Difference between Duplicate and Non-Unique


#1

Hi Everyone,

I am new to ataccama and created my first plan and profile.
Under the basic section for any column I have selected, I see a table with following information:
Null
Non-null 22,075 100.00%
Duplicate 22,061 99.94%
Distinct 14 0.06%
Non-unique 14 0.06%
Unique 0 0.00%

I am confused between Duplicate and Non-Unique?
How are they different?

Thanks,


#2

Hello Tapasya,

The requested information can be found in the help guide of DQA.

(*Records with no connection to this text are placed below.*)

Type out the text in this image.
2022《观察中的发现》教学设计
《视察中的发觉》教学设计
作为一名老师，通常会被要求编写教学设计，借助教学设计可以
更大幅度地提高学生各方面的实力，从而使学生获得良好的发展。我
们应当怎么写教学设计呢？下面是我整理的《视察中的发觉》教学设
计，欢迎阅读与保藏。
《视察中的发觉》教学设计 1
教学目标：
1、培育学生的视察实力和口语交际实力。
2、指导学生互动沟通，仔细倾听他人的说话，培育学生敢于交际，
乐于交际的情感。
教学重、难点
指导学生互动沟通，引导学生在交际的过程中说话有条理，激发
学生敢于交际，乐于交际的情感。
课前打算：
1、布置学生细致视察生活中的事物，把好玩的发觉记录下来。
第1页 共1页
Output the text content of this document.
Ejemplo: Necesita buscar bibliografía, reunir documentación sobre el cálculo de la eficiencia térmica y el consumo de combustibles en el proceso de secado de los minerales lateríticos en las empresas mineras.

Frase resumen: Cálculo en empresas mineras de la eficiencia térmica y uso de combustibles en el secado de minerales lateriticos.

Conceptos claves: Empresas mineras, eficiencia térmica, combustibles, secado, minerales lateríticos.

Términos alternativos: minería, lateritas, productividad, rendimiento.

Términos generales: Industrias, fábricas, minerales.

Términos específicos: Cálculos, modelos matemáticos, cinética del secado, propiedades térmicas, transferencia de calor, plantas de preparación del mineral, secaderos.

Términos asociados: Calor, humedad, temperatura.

Navigate to Help -> Help Contents -> Getting Started with Ataccama DQ Analyzer -> Reading a Profile -> Basic Analyses


#3

Thank you it helped. :slight_smile:


(Kalicharan Khetwal) #4

Duplicate: the number of values that are the same as other values in the list. value counts might exist more than single time, whereas Non-unique : the number of values that have at least one duplicate in the list, :slight_smile:


(Ben Korobkin) #5

Distinct: value appears AT LEAST once.
Unique: value appears ONLY once
Non-unique: values appears MULTIPLE times
Duplicate: repeated value (that already existed in the column).

Non-unique values are the subset of DISTINCT values that appear multiple times in the column.

Every (non-null) value is considered distinct when it first appears in the column.
Once a distinct value appears again, that second appearance is called a duplicate. Same applies for 3rd appearance, 4th, 5th, etc. Those are all each labelled as duplicates.